I'm trying to make a lot of time series forecast using the HoltWinters function in R. For this purpose, I use a for loop and inside I call to the function, and save the prediction in a data.frame.
The problem is that some results of the HoltWinters function gives errors, specifically optimization errors:
Error en HoltWinters(TS[[i]]) : optimization failure
This error break the loop.
So what I need is something like "try": if it can make the HoltWinters function, it saves the prediction, otherwise it save the error.

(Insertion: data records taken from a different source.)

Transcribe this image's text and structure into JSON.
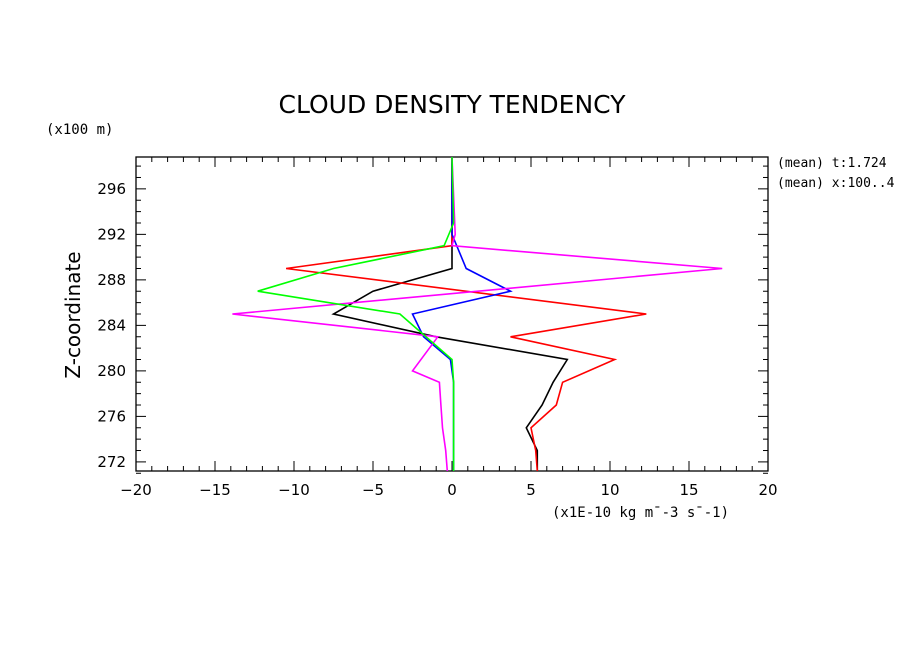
{
  "chart_data": {
    "type": "line",
    "title": "CLOUD DENSITY TENDENCY",
    "ylabel": "Z-coordinate",
    "y_unit": "(x100 m)",
    "x_unit": "(x1E-10 kg m¯-3 s¯-1)",
    "xlim": [
      -20,
      20
    ],
    "ylim": [
      271.2,
      298.8
    ],
    "x_ticks": [
      -20,
      -15,
      -10,
      -5,
      0,
      5,
      10,
      15,
      20
    ],
    "y_ticks": [
      272,
      276,
      280,
      284,
      288,
      292,
      296
    ],
    "annotations": [
      "(mean) t:1.724",
      "(mean) x:100..4"
    ],
    "grid": false,
    "series": [
      {
        "color": "#000000",
        "x": [
          5.4,
          5.4,
          4.7,
          5.7,
          6.4,
          7.3,
          -1.0,
          -7.5,
          -5.0,
          0.0,
          0.0,
          0.0
        ],
        "y": [
          271.2,
          273,
          275,
          277,
          279,
          281,
          283,
          285,
          287,
          289,
          291,
          298.8
        ]
      },
      {
        "color": "#ff0000",
        "x": [
          5.4,
          5.3,
          5.0,
          6.6,
          7.0,
          10.3,
          3.7,
          12.3,
          -10.5,
          0.0,
          0.0
        ],
        "y": [
          271.2,
          273,
          275,
          277,
          279,
          281,
          283,
          285,
          289,
          291,
          298.8
        ]
      },
      {
        "color": "#0000ff",
        "x": [
          0.1,
          0.1,
          0.1,
          0.1,
          0.1,
          -0.1,
          -1.8,
          -2.5,
          3.7,
          0.9,
          0.0,
          0.0
        ],
        "y": [
          271.2,
          273,
          275,
          277,
          279,
          281,
          283,
          285,
          287,
          289,
          292,
          298.8
        ]
      },
      {
        "color": "#ff00ff",
        "x": [
          -0.3,
          -0.4,
          -0.6,
          -0.7,
          -0.8,
          -2.5,
          -0.9,
          -13.9,
          17.1,
          0.0,
          0.2,
          0.0
        ],
        "y": [
          271.2,
          273,
          275,
          277,
          279,
          280,
          283,
          285,
          289,
          291,
          292,
          298.8
        ]
      },
      {
        "color": "#00ff00",
        "x": [
          0.1,
          0.1,
          0.1,
          0.1,
          0.1,
          0.0,
          -3.3,
          -12.3,
          -7.5,
          -0.5,
          0.1,
          0.0
        ],
        "y": [
          271.2,
          273,
          275,
          277,
          279,
          281,
          285,
          287,
          289,
          291,
          293,
          298.8
        ]
      }
    ]
  }
}
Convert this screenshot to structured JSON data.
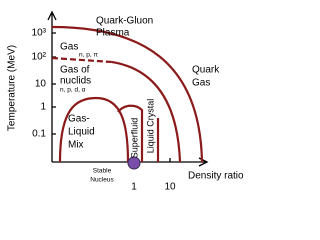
{
  "axes": {
    "y_label": "Temperature (MeV)",
    "x_label": "Density ratio",
    "y_ticks": [
      "10³",
      "10²",
      "10",
      "1",
      "0.1"
    ],
    "x_ticks": [
      "1",
      "10"
    ]
  },
  "regions": {
    "qgp": [
      "Quark-Gluon",
      "Plasma"
    ],
    "gas": "Gas",
    "gas_particles": "n, p, π",
    "nuclids": [
      "Gas of",
      "nuclids"
    ],
    "nuclid_particles": "n, p, d, α",
    "quark_gas": [
      "Quark",
      "Gas"
    ],
    "mix": [
      "Gas-",
      "Liquid",
      "Mix"
    ],
    "superfluid": "Superfluid",
    "liquid_crystal": "Liquid Crystal"
  },
  "marker": [
    "Stable",
    "Nucleus"
  ]
}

The code below replicates the problem:
data <- list()
data[[1]] <- rnorm(36)
data[[2]] <-
c(
24,24,28,24,28,22,18,20,19,22,28,28,28,26,24,
20,24,20,18,17,21,21,21,28,26,32,26,22,20,20,
20,22,24,24,20,26
)
data[[3]] <- rnorm(36)
TS <- list()
Outputs <- list()
for (i in 1:3) {
TS[[i]] <- ts(data[[i]], start = 1, frequency = 12)
Function <- HoltWinters(TS[[i]])
TSpredict <- predict(Function, n.ahead = 1)[1]
Outputs[[i]] <-
data.frame(LastReal = TS[[i]][length(TS[[i]])], Forecast = TSpredict)
}
Where i <- 2 The problem is generated.
What I need is that in this example the "Outputs" list is as follows:
> Outputs
[[1]]
LastReal Forecast
1 0.5657129 -2.274507
[[2]]
LastReal Forecast
1 error error
[[3]]
LastReal Forecast
1 0.4039783 -0.9556881
Thanks in advance.
I ran into this same problem with HoltWinters the other day and took Roman's advice by using tryCatch
. It's not the most intuitive to implement based on the documentation, but I found this link very helpful for understanding it: How to write trycatch in R
My solution built off of the sample there.
data <- list()
data[[1]] <- rnorm(36)
data[[2]] <- c(
24,24,28,24,28,22,18,20,19,22,28,28,
28,26,24,20,24,20,18,17,21,21,21,28,
26,32,26,22,20,20,20,22,24,24,20,26
)
data[[3]] <- rnorm(36)
TS <- list()
Outputs <- list()
result <- list()
for (i in 1:3) {
Outputs[[i]] <- tryCatch({
#You can enter messages to see where the loop is
#message(paste("Computing", i))
TS[[i]] <- ts(data[[i]], start = 1, frequency = 12)
Function <- HoltWinters(TS[[i]])
TSpredict <- predict(Function, n.ahead = 1)[1]
result[[i]] <-
data.frame(LastReal = TS[[i]][length(TS[[i]])], Forecast = TSpredict)
},
error = function(cond) {
#message(paste("ERROR: Cannot process for time series:", i))
msg <- data.frame(LastReal = "error", Forecast = "error")
return(msg)
})
}
And for the Outputs
> Outputs
[[1]]
LastReal Forecast
1 0.4733632 0.5469373
[[2]]
LastReal Forecast
1 error error
[[3]]
LastReal Forecast
1 0.8984626 -0.5168826
You can use other error handling parameters such as finally
and warning
to deal with other exceptions that may arise.